I have been experimenting more and more with weird grains like amaranth, teff and millet. They are all gluten free and add a little variety to my normal rice and potato carbs. I especially like millet because it is similar to barley, with a slight nutty flavor. I have a friend who grinds it for her babies and uses it in place of commercial baby cereal. She says it is one of the most easily digested grains. Who knew, right?
This hearty stew was well received by the family. When I said we were having stew for dinner, they expected a beefy carrot and potato concoction. They all enjoy Southwest flavors, so this was a pleasant change.

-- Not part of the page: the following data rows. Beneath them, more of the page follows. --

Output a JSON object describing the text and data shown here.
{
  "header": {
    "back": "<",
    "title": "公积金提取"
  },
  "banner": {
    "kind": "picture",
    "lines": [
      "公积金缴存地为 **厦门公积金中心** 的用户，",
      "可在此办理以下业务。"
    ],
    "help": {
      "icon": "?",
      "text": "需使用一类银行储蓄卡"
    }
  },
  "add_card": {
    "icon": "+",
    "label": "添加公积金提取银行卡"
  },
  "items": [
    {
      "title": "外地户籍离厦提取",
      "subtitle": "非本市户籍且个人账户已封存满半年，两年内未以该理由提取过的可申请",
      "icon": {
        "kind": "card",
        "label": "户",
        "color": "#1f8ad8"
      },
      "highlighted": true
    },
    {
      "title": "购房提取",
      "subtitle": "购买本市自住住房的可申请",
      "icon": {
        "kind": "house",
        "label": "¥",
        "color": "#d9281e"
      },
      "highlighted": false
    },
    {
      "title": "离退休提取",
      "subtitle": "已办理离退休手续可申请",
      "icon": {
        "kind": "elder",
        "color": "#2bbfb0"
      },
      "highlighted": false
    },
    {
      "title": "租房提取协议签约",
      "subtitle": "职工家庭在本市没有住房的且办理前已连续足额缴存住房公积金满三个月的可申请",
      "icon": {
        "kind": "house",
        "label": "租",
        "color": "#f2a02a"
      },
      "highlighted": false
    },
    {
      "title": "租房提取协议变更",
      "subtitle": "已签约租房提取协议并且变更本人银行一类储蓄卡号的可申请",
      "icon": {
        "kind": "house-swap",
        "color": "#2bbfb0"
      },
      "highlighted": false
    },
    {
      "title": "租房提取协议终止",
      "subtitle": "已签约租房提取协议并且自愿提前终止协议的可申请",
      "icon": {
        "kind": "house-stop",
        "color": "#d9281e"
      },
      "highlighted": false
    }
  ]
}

1. Info for Mexican Chicken and Millet Stew
- Cook Time: unavailable
- Total Time: unavailable
- Servings: unavailable
- Calories: unavailable
2. Ingredients for Mexican Chicken and Millet Stew
- 1 cup chopped onion
- 1 clove garlic, minced
- 1 Tbsp olive oil
- 3 cups water
- 1 10oz diced tomatoes and chiles (like rotel), undrained
- 1 15oz can tomato sauce
- 1 14.5oz can chicken broth
- 1 tsp chili powder (alter to your tastes)
- 1 tsp cumin
- 3 cups chopped cooked chicken
- salt and pepper to taste
- In a large dutch oven, cook onion and garlic in olive oil until onion is tender.
- Add remaining ingredients except chicken.
- Bring to a boil, reduce heat to low; cover and simmer 40 minutes, stirring occasionally.
- Add cooked chicken and cook 5-10 minutes more or until chicken is heated through and barley is tender.
- Top with cheese or sour cream as desired.